Mas se não podemos fazer cortes nas despesas mais sensíveis há sempre a alternativa do crescimento. Não há? Poderemos então resolver o problema fazendo crescer a Economia, como alguns políticos demagogicamente tentam fazer crer?

Com a mesma base de despesa, que totalizam cerca de 80 mil milhões de euros, seria necessário fazer crescer o PIB até aos 195 mil milhões de euros para que a colecta de impostos, mantendo a mesma carga tributária (que já é muito elevada), cobrisse esse nível de despesa.

Depois é só escolher um período de ajustamento, que alguns políticos brilhantes negociariam facilmente com a TROIKA, e chegamos ao valor médio de crescimento do PIB que seria necessário para atingirmos o equilíbrio.

  • Ajustamento em 2 anos: Crescimento médio de 8,7% ao ano
  • Ajustamento em 3 anos: Crescimento médio de 5,7% ao ano
  • Ajustamento em 4 anos: Crescimento médio de 4,3% ao ano
  • Ajustamento em 5 anos: Crescimento médio de 3,4% ao ano
  • Ajustamento em 6 anos: Crescimento médio de 2,8% ao ano

Para ajustar em dois anos teríamos que crescer ainda mais do que a China!

Recordo neste ponto da análise que Portugal, com um investimento fortíssimo entre 2000 e 2012, cresceu a uma média anual de 0,2%. Como seria possível, de repente, apenas porque alguns políticos demagogos o afirmam, que Portugal começasse a crescer a um ritmo suficientemente elevado para poder ajustar a sua despesa à sua receita. Mesmo em 4 ou 5 anos.

O Tribunal Constitucional

Em Portugal alguns quiseram fazer crer que o Tribunal Constitucional e a Constituição podem dar garantias às pessoas. Mas isso é, mais uma vez, uma ilusão. Só se pode garantir alguma coisa, se houver Economia, se houver dinheiro. A garantia do Credor está no património do devedor. Hoje o património português não é nenhum. Esta ideia de que podemos “dormir no quentinho” com o Tribunal Constitucional é uma ilusão. No dia em que não houver dinheiro para as pensões estará lá o Tribunal Constitucional para garantir o quê? Estamos a brincar com coisas sérias!

Em 1983, a crise foi muito menos grave do que esta. O Tribunal Constitucional de então foi sensível à situação delicada do país. Os juízes são nomeados politicamente e, por isso, deveriam estar aptos a decidir, não apenas com base do rigor da lei, mas sobretudo com a sensibilidade política que o momento exige.

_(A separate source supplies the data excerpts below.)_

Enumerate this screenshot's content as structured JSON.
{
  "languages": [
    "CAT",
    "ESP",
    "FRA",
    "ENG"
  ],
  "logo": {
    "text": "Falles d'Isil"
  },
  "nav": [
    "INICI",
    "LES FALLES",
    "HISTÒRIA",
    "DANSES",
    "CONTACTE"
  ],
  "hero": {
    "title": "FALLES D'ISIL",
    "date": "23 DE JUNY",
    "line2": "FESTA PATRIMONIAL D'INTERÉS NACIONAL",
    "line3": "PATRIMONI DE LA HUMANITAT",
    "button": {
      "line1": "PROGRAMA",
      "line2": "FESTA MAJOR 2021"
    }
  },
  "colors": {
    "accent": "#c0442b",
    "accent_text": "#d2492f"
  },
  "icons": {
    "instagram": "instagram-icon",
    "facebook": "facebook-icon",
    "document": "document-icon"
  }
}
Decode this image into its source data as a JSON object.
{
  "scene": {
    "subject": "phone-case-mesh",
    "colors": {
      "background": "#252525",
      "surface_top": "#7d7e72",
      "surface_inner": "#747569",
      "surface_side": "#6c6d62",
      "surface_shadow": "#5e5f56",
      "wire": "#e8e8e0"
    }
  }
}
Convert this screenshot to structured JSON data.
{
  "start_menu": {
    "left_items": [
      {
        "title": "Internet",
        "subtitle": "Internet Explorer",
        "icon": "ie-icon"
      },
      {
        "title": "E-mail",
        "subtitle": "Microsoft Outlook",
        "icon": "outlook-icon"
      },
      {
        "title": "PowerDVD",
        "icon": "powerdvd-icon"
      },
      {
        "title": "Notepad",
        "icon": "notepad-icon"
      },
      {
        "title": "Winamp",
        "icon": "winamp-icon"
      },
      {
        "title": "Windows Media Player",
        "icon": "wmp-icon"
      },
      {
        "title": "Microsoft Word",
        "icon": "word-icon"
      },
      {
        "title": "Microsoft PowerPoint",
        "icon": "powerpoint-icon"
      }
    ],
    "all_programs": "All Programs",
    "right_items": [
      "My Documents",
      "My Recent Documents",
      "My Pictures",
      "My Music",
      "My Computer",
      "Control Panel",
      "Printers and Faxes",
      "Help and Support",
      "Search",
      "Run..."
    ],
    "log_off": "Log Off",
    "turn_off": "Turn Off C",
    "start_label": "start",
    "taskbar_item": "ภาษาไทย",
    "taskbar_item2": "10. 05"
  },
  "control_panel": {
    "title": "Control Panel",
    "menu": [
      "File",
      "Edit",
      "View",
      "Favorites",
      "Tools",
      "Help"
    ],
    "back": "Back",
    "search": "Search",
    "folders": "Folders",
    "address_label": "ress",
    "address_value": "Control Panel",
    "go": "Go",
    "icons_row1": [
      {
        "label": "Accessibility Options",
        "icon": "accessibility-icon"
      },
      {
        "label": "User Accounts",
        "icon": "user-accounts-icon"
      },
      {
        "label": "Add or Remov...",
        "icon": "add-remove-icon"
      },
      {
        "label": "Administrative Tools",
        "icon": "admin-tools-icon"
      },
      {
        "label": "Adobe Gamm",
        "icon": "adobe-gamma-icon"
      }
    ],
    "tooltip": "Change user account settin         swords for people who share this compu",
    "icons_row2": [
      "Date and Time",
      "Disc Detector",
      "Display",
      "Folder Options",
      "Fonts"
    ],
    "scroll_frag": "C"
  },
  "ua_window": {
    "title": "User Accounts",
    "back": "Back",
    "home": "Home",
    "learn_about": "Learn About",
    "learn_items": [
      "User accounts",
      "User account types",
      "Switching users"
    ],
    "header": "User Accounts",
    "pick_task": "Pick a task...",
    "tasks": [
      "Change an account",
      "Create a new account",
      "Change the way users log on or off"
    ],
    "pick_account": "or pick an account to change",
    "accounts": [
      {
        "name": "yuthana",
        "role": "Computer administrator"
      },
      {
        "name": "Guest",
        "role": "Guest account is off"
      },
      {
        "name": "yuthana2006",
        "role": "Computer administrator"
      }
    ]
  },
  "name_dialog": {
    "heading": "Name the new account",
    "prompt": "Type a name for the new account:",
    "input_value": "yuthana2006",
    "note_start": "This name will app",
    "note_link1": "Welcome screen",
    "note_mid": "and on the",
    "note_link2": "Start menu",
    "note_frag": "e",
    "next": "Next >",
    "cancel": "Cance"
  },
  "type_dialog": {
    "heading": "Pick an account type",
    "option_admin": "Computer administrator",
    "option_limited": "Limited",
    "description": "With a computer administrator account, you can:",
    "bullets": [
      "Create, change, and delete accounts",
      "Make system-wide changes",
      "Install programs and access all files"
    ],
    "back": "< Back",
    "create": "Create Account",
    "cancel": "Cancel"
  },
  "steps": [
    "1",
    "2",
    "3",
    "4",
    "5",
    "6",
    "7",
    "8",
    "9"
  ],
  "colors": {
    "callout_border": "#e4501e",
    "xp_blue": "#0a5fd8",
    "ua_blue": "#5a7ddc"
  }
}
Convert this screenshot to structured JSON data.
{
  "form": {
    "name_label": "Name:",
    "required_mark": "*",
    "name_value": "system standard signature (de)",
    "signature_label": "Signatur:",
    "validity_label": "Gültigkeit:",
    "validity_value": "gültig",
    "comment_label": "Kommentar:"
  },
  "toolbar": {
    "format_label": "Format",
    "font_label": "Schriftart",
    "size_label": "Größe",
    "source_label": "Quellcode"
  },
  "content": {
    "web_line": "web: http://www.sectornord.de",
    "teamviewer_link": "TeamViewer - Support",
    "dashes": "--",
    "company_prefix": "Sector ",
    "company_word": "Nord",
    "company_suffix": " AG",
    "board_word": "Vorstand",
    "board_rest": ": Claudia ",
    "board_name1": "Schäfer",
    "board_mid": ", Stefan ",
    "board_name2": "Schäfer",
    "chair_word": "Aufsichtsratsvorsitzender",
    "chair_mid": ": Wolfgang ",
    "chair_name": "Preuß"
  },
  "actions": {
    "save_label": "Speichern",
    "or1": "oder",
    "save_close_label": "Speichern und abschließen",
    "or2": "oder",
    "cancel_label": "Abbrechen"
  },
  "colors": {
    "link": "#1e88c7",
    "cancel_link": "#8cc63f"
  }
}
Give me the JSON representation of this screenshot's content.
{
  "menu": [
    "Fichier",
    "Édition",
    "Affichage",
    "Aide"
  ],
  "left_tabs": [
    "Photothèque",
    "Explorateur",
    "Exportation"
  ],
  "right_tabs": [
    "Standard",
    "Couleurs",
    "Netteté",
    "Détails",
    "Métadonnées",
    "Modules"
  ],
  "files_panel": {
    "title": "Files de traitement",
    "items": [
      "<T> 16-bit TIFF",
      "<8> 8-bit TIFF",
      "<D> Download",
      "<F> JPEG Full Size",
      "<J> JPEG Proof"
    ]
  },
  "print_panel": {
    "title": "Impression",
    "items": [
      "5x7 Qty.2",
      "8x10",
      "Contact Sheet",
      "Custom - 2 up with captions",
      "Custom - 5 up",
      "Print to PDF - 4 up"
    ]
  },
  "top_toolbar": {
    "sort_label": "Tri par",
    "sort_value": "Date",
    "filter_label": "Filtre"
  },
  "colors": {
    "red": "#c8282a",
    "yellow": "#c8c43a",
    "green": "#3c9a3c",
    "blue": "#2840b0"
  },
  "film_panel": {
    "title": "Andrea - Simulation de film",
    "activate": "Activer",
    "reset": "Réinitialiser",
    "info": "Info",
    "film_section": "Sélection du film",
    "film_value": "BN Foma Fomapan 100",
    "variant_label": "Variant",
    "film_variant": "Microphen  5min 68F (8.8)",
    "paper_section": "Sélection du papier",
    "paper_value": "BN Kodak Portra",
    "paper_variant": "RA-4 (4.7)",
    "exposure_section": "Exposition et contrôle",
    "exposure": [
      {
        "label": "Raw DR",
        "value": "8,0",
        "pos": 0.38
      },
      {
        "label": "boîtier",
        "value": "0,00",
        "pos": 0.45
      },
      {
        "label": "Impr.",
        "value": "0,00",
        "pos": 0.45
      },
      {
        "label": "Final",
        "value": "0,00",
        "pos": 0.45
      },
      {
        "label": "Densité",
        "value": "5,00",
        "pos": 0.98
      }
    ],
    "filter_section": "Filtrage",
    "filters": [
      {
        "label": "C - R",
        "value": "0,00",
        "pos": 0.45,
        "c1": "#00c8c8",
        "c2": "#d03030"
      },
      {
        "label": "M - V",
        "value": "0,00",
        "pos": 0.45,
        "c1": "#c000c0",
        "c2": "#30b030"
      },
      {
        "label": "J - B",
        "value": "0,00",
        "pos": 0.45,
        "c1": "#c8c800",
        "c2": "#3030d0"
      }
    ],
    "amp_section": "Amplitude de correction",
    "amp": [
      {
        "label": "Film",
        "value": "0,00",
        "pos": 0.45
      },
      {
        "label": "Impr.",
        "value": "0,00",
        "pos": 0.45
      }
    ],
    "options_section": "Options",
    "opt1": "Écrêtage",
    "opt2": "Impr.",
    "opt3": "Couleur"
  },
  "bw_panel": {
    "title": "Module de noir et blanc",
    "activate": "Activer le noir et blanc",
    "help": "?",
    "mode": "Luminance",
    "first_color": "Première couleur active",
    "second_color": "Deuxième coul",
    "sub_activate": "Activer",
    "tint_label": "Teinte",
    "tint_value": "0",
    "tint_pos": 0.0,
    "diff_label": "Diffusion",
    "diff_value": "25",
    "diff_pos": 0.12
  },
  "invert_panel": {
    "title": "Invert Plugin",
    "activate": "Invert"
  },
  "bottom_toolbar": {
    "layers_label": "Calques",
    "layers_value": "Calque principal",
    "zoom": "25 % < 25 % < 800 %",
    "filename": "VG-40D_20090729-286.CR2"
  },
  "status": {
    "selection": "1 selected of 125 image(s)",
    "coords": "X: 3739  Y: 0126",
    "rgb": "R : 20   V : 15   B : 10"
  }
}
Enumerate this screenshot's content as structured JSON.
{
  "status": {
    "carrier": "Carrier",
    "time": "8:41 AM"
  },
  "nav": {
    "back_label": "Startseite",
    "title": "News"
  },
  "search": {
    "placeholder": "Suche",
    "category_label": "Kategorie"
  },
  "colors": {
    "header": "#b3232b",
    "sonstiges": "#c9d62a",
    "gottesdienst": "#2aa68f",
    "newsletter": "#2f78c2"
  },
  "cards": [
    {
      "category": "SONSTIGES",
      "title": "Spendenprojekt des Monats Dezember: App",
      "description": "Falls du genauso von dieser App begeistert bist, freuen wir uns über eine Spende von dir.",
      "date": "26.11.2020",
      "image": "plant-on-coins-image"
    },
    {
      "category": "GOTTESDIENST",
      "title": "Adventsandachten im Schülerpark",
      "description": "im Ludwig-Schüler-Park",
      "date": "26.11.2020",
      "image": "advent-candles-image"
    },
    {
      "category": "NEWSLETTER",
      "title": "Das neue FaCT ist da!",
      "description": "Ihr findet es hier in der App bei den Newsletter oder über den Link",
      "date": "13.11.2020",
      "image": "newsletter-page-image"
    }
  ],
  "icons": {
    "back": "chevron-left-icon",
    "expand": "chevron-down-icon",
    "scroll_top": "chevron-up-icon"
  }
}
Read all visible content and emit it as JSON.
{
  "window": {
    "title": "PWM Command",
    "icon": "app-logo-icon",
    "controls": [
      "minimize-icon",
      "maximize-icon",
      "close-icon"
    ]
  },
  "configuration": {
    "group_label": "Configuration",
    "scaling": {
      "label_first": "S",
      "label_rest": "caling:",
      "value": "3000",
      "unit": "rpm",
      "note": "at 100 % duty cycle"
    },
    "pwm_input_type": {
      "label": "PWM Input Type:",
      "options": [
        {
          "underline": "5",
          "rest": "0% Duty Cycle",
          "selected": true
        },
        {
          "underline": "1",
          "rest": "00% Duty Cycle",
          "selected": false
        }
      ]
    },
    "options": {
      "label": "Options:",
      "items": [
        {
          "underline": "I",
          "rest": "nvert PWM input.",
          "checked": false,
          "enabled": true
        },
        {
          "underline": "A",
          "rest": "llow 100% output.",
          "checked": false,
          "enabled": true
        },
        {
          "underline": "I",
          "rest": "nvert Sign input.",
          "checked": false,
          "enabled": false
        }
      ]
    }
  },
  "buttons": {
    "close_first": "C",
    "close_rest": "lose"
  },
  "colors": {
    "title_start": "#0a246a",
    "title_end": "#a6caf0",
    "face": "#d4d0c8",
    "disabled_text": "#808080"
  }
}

Outros factores do desastre

O desastre não foi provocado apenas pelo problema das prestações sociais. É óbvio que as PPP (Parcerias Público Privadas), as Rendas da Energia, os SWAP, etc, também contribuíram, e muito, para o descalabro. Mas todos esses outros factores, e muitos ainda não fizeram sentir os seus efeitos, não justificam o desequilíbrio provocado pela subida das Prestações Sociais para níveis que a nossa economia não pode suportar.